Das SG erhob beim letzten Arbeitgeber des Klägers die Auskunft vom 16. März 2006 und befragte die behandelnden Ärzte schriftlich als sachverständige Zeugen. Neurologe und Psychiater Dr. Gr. nannte unter dem 14. März 2006 neben einer leichten diabetischen Polyneuropathie ein chronisches Schmerzsyndrom ohne wesentliche neurologische Ausfälle; eine Berufstätigkeit als Maurer sei nicht mehr vorstellbar, jedoch eine leichte Tätigkeit von vier bis sechs Stunden täglich. Orthopäde Dr. Sp. führte in seiner Aussage vom 27. März 2006 aus, aufgrund der orthopädischen Verschleißerscheinungen könne auch eine leichte Tätigkeit keine sechs Stunden mehr ausgeübt werden. Arzt für Allgemeinmedizin Wagener legte (Eingang beim SG 18. April 2006) dar, aufgrund Wirbelsäulenbeschwerden, eines Wurzelreizsyndroms, Gelenkbeschwerden, reaktiv depressiver Verstimmungen, des Diabetes und eines Bluthochdrucks seien leichte Arbeiten allenfalls drei Stunden möglich. Er fügte mehrere Arztbriefe bei.
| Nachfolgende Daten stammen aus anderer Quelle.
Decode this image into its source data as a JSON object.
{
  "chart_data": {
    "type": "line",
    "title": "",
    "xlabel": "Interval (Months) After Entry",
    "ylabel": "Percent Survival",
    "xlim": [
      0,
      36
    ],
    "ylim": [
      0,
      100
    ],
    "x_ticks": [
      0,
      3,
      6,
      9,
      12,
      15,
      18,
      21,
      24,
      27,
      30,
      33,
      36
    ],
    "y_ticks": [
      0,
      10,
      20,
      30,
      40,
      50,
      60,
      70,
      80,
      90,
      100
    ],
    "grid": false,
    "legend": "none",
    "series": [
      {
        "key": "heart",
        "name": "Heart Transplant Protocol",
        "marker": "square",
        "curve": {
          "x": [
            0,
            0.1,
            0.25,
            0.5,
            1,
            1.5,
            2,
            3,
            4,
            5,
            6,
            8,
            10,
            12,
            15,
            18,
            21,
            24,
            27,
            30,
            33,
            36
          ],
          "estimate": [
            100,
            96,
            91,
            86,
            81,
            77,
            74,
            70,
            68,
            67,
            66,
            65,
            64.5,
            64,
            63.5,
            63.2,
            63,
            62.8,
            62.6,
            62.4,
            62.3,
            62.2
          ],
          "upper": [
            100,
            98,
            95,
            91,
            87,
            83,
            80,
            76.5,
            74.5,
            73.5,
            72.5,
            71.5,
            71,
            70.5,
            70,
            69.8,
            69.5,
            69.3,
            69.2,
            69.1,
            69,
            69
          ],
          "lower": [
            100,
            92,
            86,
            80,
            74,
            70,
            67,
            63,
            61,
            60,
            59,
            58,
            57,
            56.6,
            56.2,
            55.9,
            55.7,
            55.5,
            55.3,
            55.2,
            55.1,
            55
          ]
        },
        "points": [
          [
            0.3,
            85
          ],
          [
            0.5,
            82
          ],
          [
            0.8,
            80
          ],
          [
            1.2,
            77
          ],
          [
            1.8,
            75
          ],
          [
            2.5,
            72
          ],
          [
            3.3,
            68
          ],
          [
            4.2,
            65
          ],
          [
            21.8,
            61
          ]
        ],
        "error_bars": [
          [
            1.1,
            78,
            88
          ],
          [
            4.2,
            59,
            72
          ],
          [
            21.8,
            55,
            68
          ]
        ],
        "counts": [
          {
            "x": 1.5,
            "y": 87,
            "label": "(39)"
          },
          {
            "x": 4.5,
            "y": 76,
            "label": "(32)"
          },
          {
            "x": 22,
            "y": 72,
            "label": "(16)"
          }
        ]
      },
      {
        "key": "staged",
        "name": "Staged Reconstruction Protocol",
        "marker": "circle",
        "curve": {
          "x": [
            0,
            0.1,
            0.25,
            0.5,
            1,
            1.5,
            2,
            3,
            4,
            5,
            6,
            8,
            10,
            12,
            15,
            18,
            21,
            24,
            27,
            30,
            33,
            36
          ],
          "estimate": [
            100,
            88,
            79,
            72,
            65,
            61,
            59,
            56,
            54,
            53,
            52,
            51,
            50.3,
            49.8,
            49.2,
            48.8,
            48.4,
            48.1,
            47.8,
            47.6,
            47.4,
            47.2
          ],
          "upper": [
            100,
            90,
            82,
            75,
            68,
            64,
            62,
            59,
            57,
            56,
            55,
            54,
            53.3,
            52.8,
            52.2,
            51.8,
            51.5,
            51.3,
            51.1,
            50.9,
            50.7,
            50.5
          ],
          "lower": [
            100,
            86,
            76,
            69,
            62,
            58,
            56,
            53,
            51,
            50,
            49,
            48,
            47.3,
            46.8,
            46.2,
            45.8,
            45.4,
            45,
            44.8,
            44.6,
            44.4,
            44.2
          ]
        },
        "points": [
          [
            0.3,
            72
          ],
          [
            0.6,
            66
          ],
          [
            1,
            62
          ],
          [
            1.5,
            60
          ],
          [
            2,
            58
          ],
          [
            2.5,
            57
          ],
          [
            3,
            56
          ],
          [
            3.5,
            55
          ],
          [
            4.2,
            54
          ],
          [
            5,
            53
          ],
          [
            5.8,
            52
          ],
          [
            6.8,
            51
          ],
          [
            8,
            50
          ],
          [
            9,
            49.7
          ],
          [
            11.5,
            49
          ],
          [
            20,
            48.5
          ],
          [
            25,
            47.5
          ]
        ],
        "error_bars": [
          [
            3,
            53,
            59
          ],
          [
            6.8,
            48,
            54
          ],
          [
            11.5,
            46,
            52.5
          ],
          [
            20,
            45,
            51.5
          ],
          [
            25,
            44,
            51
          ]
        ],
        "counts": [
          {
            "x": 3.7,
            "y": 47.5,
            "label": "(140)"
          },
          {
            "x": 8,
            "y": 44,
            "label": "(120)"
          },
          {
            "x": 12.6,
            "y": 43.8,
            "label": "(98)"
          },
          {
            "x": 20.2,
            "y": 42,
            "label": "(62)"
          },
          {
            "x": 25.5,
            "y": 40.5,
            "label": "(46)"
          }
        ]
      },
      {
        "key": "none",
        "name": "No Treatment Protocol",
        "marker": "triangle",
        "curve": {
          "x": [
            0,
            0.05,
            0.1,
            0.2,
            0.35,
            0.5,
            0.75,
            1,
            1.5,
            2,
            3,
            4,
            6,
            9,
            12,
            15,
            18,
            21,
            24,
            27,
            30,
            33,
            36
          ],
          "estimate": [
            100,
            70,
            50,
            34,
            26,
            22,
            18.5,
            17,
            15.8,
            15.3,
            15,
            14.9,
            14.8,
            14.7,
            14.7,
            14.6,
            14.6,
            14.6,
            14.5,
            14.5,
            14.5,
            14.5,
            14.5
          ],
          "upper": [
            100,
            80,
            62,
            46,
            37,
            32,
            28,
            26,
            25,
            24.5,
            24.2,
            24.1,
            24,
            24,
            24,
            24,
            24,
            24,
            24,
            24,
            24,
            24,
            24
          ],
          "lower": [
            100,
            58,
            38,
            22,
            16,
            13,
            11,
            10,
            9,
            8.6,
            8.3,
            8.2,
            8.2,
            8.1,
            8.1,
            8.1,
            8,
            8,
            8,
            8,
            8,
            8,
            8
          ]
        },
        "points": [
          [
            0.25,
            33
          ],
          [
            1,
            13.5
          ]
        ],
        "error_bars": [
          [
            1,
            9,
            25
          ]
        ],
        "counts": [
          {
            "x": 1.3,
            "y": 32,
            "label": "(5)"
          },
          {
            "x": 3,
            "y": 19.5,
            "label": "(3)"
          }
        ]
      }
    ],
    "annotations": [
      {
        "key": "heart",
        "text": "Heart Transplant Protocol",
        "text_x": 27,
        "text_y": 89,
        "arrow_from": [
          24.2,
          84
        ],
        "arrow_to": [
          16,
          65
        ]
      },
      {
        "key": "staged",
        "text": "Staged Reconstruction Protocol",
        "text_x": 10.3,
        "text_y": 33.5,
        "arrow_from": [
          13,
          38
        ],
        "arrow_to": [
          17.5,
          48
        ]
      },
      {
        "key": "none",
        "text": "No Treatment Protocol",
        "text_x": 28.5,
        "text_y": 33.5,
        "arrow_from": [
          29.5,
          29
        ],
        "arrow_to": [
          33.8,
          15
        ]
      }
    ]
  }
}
Das SG beauftragte zunächst Chefarzt der Klinik für Orthopädie - Rheumatologie Dr. Ro. von den S. R. Kliniken B. S. mit einem Gutachten. Dieser legte unter dem 13. März 2007 dar, es bestünden weiterhin Lumbalgien mit pseudoradikulärer Ausstrahlung bei mäßigen Verschleißerscheinungen der Lendenwirbelsäule, Baastrup-Syndrom, Spinalkanalstenose und Bandscheibenvorfall L4/5, wobei die objektivierbaren Funktionseinschränkungen gering seien ebenso wie die schmerzhaften Muskelverspannungen. Letzteres gelte auch für die Schulter-Halsbeschwerden bei geringen Verschleißerscheinungen. Geringe Arthrosen der Hüftegelenke, des linken Kniegelenks, der Großzehengrundgelenke, der Daumen- und Fingergelenke seien ohne nachweisbare Funktionseinschränkungen. Es bestehe der Verdacht auf erhebliche Aggravation und reduzierte Mitarbeit. Chefarzt Dr. Rö. von der Klinik für Neurologie derselben Kliniken führte im Gutachten vom 18. April 2007 aus, es finde sich eine anhaltende somatoforme Schmerzstörung leichteren Ausprägungsgrades. Es bestehe eine Diskrepanz zwischen den geklagten Beschwerden und den organisch nachweisbaren Befunden. Dies erkläre sich teilweise durch das Krankheitsbild der somatoformen Schmerzstörung. Es handle sich nicht um einen mittleren oder gar schweren Ausprägungsgrad. Es sei zu einer Einschränkung der freien Kraftentfaltung der Muskulatur, einer leichten Reduzierung der allgemeinen körperlichen Belastbarkeit und zu einer leichtgradig verminderten psychischen Leistungsfähigkeit gekommen. Hinzu trete eine freilich kaum relevante leichte Polyneuropathie. Der psychische Befund und die Alltagsaktivität seien nahezu unbeeinträchtigt. Tätigkeiten als Kassierer, als Pförtner an der Nebenpforte, als Postabfertiger sowie leichte Tätigkeiten auf dem allgemeinen Arbeitsmarkt sollten - in Übereinstimmung mit der Auffassung des Sachverständigen Dr. Ro. - weiterhin sechsstündig möglich sein. Besondere Arbeitsbedingungen oder eine Einschränkung der Wegstrecke seien nicht zu fordern.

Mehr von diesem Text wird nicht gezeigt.